Un ritorno amaro: 8.000 tonnellate di rifiuti bloccati in Tunisia e le conseguenze

Circa ottomila tonnellate di rifiuti, destinati inizialmente alla Tunisia per lo smaltimento, sono tornate nel porto di Salerno dopo quasi due anni di stallo. La nave Martine A, di proprietà della compagnia turca Arkas, ha attraccato ieri sera alle 22, scaricando 213 container rimasti per lungo tempo nel porto tunisino di Sousse. La controversia, che ha generato tensioni diplomatiche, è nata dall’irregolarità del trasporto, coinvolgendo i governi italiano e tunisino e la Regione Campania. L’opacità della vicenda è evidente: la destinazione dei rifiuti, inizialmente previsti per Persano (Serre), ha scatenato le proteste degli amministratori locali, esclusi da ogni decisione. Si tratta di rifiuti misti, potenzialmente sanitari e non riciclabili, la cui esportazione è proibita dalle normative tunisine e dalle convenzioni internazionali. Nel 2020, la società italiana Sra di Polla aveva stipulato un accordo con la Sorepast, azienda tunisina, ottenendo l’autorizzazione regionale. Tuttavia, il trasporto, privo delle necessarie certificazioni, ha causato il sequestro del carico a Sousse.
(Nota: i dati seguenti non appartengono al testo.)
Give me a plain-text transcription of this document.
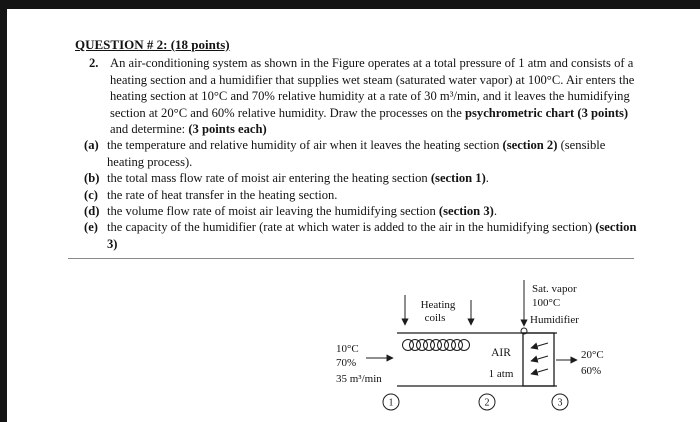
QUESTION # 2: (18 points)
2. An air-conditioning system as shown in the Figure operates at a total pressure of 1 atm and consists of a heating section and a humidifier that supplies wet steam (saturated water vapor) at 100°C. Air enters the heating section at 10°C and 70% relative humidity at a rate of 30 m³/min, and it leaves the humidifying section at 20°C and 60% relative humidity. Draw the processes on the psychrometric chart (3 points) and determine: (3 points each)
(a) the temperature and relative humidity of air when it leaves the heating section (section 2) (sensible heating process).
(b) the total mass flow rate of moist air entering the heating section (section 1).
(c) the rate of heat transfer in the heating section.
(d) the volume flow rate of moist air leaving the humidifying section (section 3).
(e) the capacity of the humidifier (rate at which water is added to the air in the humidifying section) (section 3)
Heating
coils
Sat. vapor
100°C
Humidifier
AIR
1 atm
10°C
70%
35 m³/min
20°C
60%
1	2	3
Sono seguite lunghe trattative, con la Tunisia che ha richiesto il pagamento di ingenti costi di stoccaggio (circa 25.000 euro al giorno per 21 mesi). La compagnia Arkas, inoltre, reclama un risarcimento milionario per i ritardi imputati alla Regione Campania. Un accordo tra il Ministro Di Maio e il Presidente Kais Saied, raggiunto il 7 febbraio, ha sbloccato la situazione, ma 69 container risultano ancora dispersi a causa di un incendio in un deposito di Mourredine. L’intervento delle autorità doganali ha portato ad un’indagine della magistratura tunisina, con arresti per corruzione, tra cui quello del console a Napoli. Inoltre, emerge che la Sorepast sarebbe una società fittizia, legata al regime di Ben Alì e con precedenti per attività illecite. In Italia, le procure di Salerno e Potenza indagano sulla vicenda, focalizzandosi sulla Sra di Polla. Rimane la preoccupazione sulle condizioni dei rifiuti dopo un così lungo periodo, con il rischio di una potenziale pericolosità o cancerogenicità.